Deux personnages symbolisent cette extravagance urbaine : Malone, le jeune homme de bonne famille, refoulant son homosexualité jusqu’à ce que la digue ne lâche, et Sutherland, le Pygmalion démesuré, reine de la faune locale, drag à la beauté chatoyante d’un phénix… Deux bohèmes dominant cette société autre, prostitués, malades d’amour, noyant leurs idéaux dans la lumière, le bruit, les hallucinations…

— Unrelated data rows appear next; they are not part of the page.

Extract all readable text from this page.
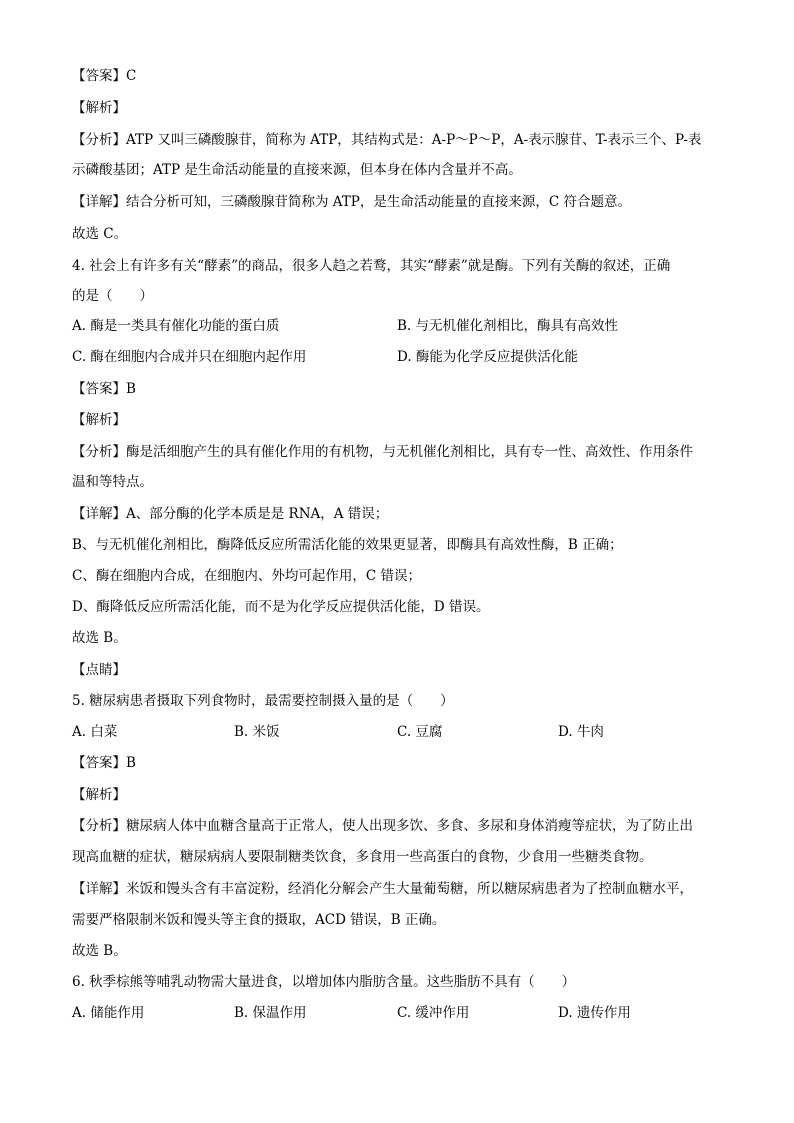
【答案】C
【解析】
【分析】ATP 又叫三磷酸腺苷，简称为 ATP，其结构式是：A-P～P～P，A-表示腺苷、T-表示三个、P-表
示磷酸基团；ATP 是生命活动能量的直接来源，但本身在体内含量并不高。
【详解】结合分析可知，三磷酸腺苷简称为 ATP，是生命活动能量的直接来源，C 符合题意。
故选 C。
4. 社会上有许多有关“酵素”的商品，很多人趋之若鹜，其实“酵素”就是酶。下列有关酶的叙述，正确
的是（　　）
A. 酶是一类具有催化功能的蛋白质	B. 与无机催化剂相比，酶具有高效性
C. 酶在细胞内合成并只在细胞内起作用	D. 酶能为化学反应提供活化能
【答案】B
【解析】
【分析】酶是活细胞产生的具有催化作用的有机物，与无机催化剂相比，具有专一性、高效性、作用条件
温和等特点。
【详解】A、部分酶的化学本质是是 RNA，A 错误；
B、与无机催化剂相比，酶降低反应所需活化能的效果更显著，即酶具有高效性酶，B 正确；
C、酶在细胞内合成，在细胞内、外均可起作用，C 错误；
D、酶降低反应所需活化能，而不是为化学反应提供活化能，D 错误。
故选 B。
【点睛】
5. 糖尿病患者摄取下列食物时，最需要控制摄入量的是（　　）
A. 白菜	B. 米饭	C. 豆腐	D. 牛肉
【答案】B
【解析】
【分析】糖尿病人体中血糖含量高于正常人，使人出现多饮、多食、多尿和身体消瘦等症状，为了防止出
现高血糖的症状，糖尿病病人要限制糖类饮食，多食用一些高蛋白的食物，少食用一些糖类食物。
【详解】米饭和馒头含有丰富淀粉，经消化分解会产生大量葡萄糖，所以糖尿病患者为了控制血糖水平，
需要严格限制米饭和馒头等主食的摄取，ACD 错误，B 正确。
故选 B。
6. 秋季棕熊等哺乳动物需大量进食，以增加体内脂肪含量。这些脂肪不具有（　　）
A. 储能作用	B. 保温作用	C. 缓冲作用	D. 遗传作用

C’est un été indien qui est ici évoqué, sous la forme d’un roman/mémoire qu’aurait écrit l’un de ces hommes dans les années 80. La plume est fidèle à l’intention : dire joliment et, à la fois, sans fard, ce que furent ces années de fête, dans un New-York pour nous, aujourd’hui, étrange… «En conséquence, (a) les gens sont prêts à dégueuler sur une histoire d’hommes qui se sucent la bite (pour ne pas parler du reste !), et (b), ils voudront que cette histoire soit au bout du compte violente et/ou tragique.» (p.16). Elle l’est ; car la fête finit à un moment ou un autre.